Cheung Chi-fai, SCMP – Updated on Feb 07, 2009

The largest collective stargazing activity ever organised on the harbourfront will be held this evening to kick off a series of events to mark International Year Astronomy 2009. About 100 telescopes will be placed along Avenue of Stars on the Tsim Sha Tsui harbourfront promenade at 6pm, giving members of the public a chance to get a glimpse of the universe.

The event is organised by the IYA 2009 Hong Kong League, a coalition of astronomy groups and amateur stargazers who want to popularise the activity among Hongkongers.

“Stargazing has become a hot topic and more people have been talking about it after the first Chinese spacewalk mission. It will be good for us to keep up the momentum,” said Leung Kam-cheung, spokesman for the league.

Similar activities might be held in each of the 18 districts, if the right venues could be located, to give the public a better opportunity to learn what stargazing was about, he said.

The climax of the celebrations would be a “star party” for 1,000 people at the end of this year at the Sai Kung Astropark, now under construction next to a water sports centre near the High Island Reservoir.

The park, the first of its kind in the city, will provide permanent facilities for stargazers and education materials for the public.
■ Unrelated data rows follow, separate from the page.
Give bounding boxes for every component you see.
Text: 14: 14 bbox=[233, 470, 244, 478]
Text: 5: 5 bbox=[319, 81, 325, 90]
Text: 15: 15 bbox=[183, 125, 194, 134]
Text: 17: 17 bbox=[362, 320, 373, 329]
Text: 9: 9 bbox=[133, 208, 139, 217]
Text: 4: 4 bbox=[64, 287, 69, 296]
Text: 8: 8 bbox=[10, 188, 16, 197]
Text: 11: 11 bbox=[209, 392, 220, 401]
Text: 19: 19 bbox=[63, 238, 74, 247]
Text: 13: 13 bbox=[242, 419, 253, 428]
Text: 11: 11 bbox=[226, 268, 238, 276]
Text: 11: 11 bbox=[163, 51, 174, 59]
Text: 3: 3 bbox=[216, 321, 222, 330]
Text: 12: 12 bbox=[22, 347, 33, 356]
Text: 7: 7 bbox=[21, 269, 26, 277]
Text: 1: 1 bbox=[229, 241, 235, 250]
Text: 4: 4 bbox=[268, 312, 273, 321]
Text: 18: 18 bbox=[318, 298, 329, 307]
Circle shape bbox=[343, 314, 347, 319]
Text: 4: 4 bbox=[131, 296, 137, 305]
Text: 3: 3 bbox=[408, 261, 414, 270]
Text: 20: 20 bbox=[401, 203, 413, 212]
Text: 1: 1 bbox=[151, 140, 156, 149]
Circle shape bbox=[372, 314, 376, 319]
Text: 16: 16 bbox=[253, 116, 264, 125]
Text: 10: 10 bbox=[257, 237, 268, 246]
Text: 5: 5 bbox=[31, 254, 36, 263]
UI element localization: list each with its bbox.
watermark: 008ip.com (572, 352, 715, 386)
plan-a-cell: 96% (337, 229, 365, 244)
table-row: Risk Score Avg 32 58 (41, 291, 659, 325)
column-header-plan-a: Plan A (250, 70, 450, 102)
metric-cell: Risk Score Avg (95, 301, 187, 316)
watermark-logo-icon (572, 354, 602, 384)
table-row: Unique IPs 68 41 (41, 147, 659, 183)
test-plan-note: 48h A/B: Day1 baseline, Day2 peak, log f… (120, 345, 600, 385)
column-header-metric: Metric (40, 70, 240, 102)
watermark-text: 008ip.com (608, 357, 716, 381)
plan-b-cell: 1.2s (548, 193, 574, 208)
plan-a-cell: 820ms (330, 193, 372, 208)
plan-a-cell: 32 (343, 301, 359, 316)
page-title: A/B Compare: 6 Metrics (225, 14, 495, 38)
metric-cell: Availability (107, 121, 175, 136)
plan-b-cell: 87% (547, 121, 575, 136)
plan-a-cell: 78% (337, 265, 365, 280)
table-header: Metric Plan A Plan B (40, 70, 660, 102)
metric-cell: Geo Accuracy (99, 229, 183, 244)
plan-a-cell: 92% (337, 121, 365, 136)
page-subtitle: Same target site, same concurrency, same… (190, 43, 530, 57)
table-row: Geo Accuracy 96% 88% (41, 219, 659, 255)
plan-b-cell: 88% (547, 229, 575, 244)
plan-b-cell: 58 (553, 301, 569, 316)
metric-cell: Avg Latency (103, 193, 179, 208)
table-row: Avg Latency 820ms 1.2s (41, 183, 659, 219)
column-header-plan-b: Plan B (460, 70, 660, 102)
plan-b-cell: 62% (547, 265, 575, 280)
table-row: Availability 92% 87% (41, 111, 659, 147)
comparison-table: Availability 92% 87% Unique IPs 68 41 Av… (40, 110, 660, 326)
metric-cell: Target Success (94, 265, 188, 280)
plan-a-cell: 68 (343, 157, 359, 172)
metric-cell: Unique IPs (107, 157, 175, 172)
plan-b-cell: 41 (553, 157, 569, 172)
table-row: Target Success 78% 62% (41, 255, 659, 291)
Although worsening air and light pollution were the biggest obstacles to stargazers in the city, most people were actually very curious and interested in astronomy, Mr Leung said.

“Many of them had thought there were no stars or planets visible from our city, and were very surprised when we pointed out that Venus and Jupiter could be seen with the naked eye,” he said.

“Unfortunately, it is tragic that most Hong Kong people have lost their clear night sky to light pollution and haze. They can hardly see eight stars in the sky, let alone a galaxy.”

Mr Leung said the league would continue to talk to the government about setting up “night sky conservation zones” – areas where light pollution would be restricted – within country parks, or in the vicinity of the Astropark, to be managed by the Space Museum.

He said one of its key aims this year was to minimise light pollution in the city.